The American Medical Response case and others like it are not limited to employers with unionized workers. The National Labor Relations Act reaches beyond union employees; nonunionized workers may also be protected under the act, and so a wide range of employers are potentially affected. Outside the National Labor Relations Act, other state and federal laws may limit what an employer may do after obtaining information from an employee's social media site. For example, states such as New York and California have passed laws that restrict an employer from taking action against employees for certain conduct outside of work that is otherwise lawful.

Most employers are aware of the wealth of information about employees available through social media, and some monitor it. However, several recent examples suggest that if an employer accesses employee social media through compulsion or pretext, it could be liable under a variety of legal theories. A 2008 New Jersey case presents a good example. A waiter working at a Houston's restaurant in Hackensack created a MySpace page called the "Spec-Tator" that could only be accessed by invitation. The waiter invited several co-workers to use the page, and there they made sexual remarks about management and customers, referred to violence and drugs, and discussed a wine test that was to be given to employees. When one of the restaurant managers learned about the MySpace page, he asked a greeter at the restaurant who had authorized access to the site to turn over her password. The greeter testified that she provided the password under fear she would "get in trouble" if she did not. After the manager reviewed the site, the waiter and another employee were fired. The fired employees brought claims under, among other laws, the Stored Communications Act. That federal law makes it illegal to access "without authorization" a facility through which an electronic communication service is provided. The jury found that the manager did not have authorization despite the fact that he had obtained the password from the greeter. The jury ultimately returned a verdict against the restaurant on the Stored Communications Act and other claims, and awarded punitive damages.

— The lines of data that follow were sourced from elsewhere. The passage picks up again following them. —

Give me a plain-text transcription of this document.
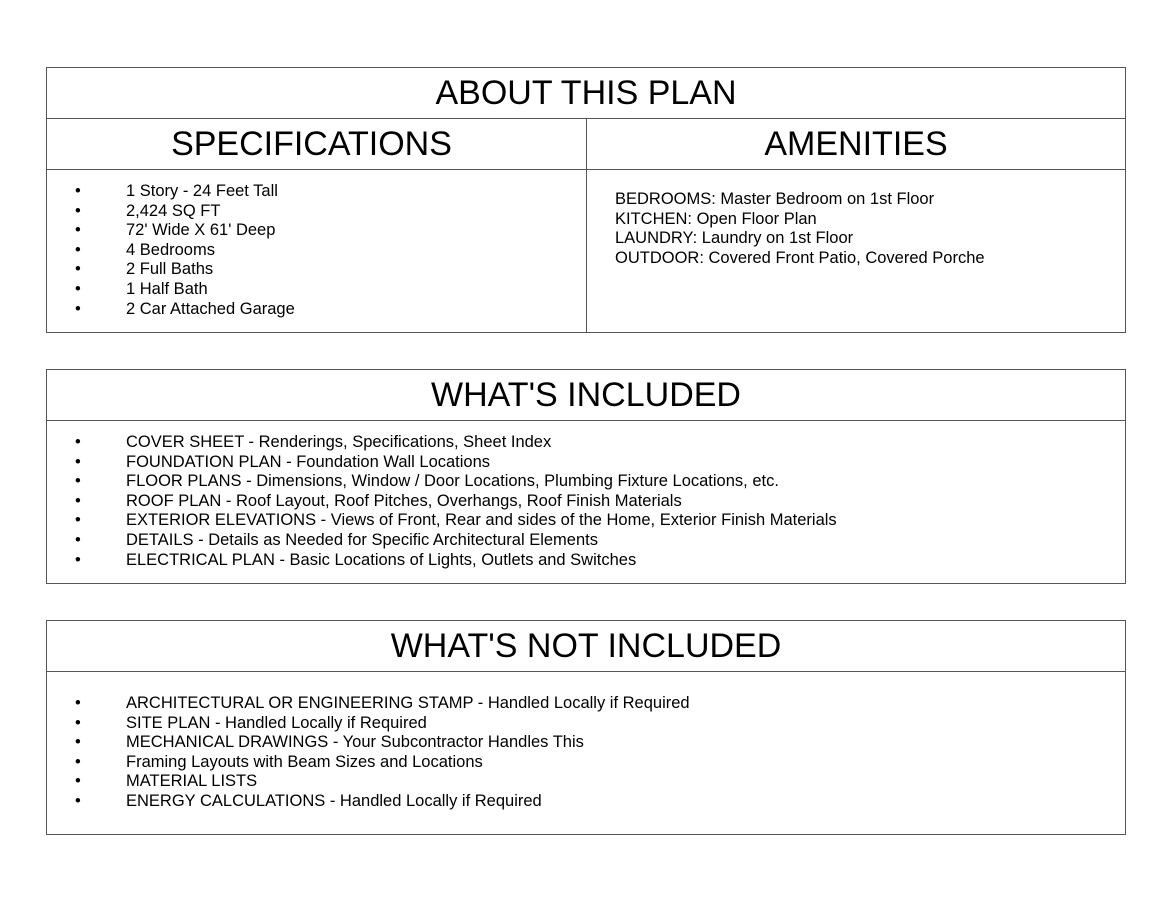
ABOUT THIS PLAN
SPECIFICATIONS
•	1 Story - 24 Feet Tall
•	2,424 SQ FT
•	72' Wide X 61' Deep
•	4 Bedrooms
•	2 Full Baths
•	1 Half Bath
•	2 Car Attached Garage
AMENITIES
BEDROOMS: Master Bedroom on 1st Floor
KITCHEN: Open Floor Plan
LAUNDRY: Laundry on 1st Floor
OUTDOOR: Covered Front Patio, Covered Porche
WHAT'S INCLUDED
•	COVER SHEET - Renderings, Specifications, Sheet Index
•	FOUNDATION PLAN - Foundation Wall Locations
•	FLOOR PLANS - Dimensions, Window / Door Locations, Plumbing Fixture Locations, etc.
•	ROOF PLAN - Roof Layout, Roof Pitches, Overhangs, Roof Finish Materials
•	EXTERIOR ELEVATIONS - Views of Front, Rear and sides of the Home, Exterior Finish Materials
•	DETAILS - Details as Needed for Specific Architectural Elements
•	ELECTRICAL PLAN - Basic Locations of Lights, Outlets and Switches
WHAT'S NOT INCLUDED
•	ARCHITECTURAL OR ENGINEERING STAMP - Handled Locally if Required
•	SITE PLAN - Handled Locally if Required
•	MECHANICAL DRAWINGS - Your Subcontractor Handles This
•	Framing Layouts with Beam Sizes and Locations
•	MATERIAL LISTS
•	ENERGY CALCULATIONS - Handled Locally if Required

In another recent case, a marketing director for a Chicago interior design firm developed a personal following on Facebook and Twitter. She also created a blog for the design firm. After being struck by a car, the marketing director was hospitalized and homebound for several months. During her absence from work, her employer allegedly accessed her Facebook and Twitter accounts and posted messages promoting the interior design firm. The marketing director sued on a number of grounds, and the court permitted her false endorsement act claim against her employer to proceed. That case is still pending.

When litigation does strike, companies will be faced with the question of whether they have to provide social media postings in response to discovery requests. A company that actively uses social media may greatly expand the amount of discoverable information under its control. If companies ask employees to use personal social media accounts for business purposes, the scope of discoverable information under the companies' control could potentially extend even to those personal accounts. In either case, advance planning about how a "litigation hold" of social media would be implemented in the event of anticipated litigation should be addressed before such a contingency occurs. Both Facebook and Twitter have procedures for the preservation and procurement of information from the sites.

Social media poses many more legal questions for companies, many of which have not been conclusively addressed by the courts. For example, does a commercial general liability policy cover liability arising out of social media use? Can social media postings create a hostile work environment? What risks does a company face when it uses social media to research job candidates? These cutting-edge issues remain open questions, and companies would be wise to consider them before exposing themselves to potential liability.

This article is designed to give general information on the developments covered, not to serve as legal advice related to specific situations or as a legal opinion. Counsel should be consulted for legal advice.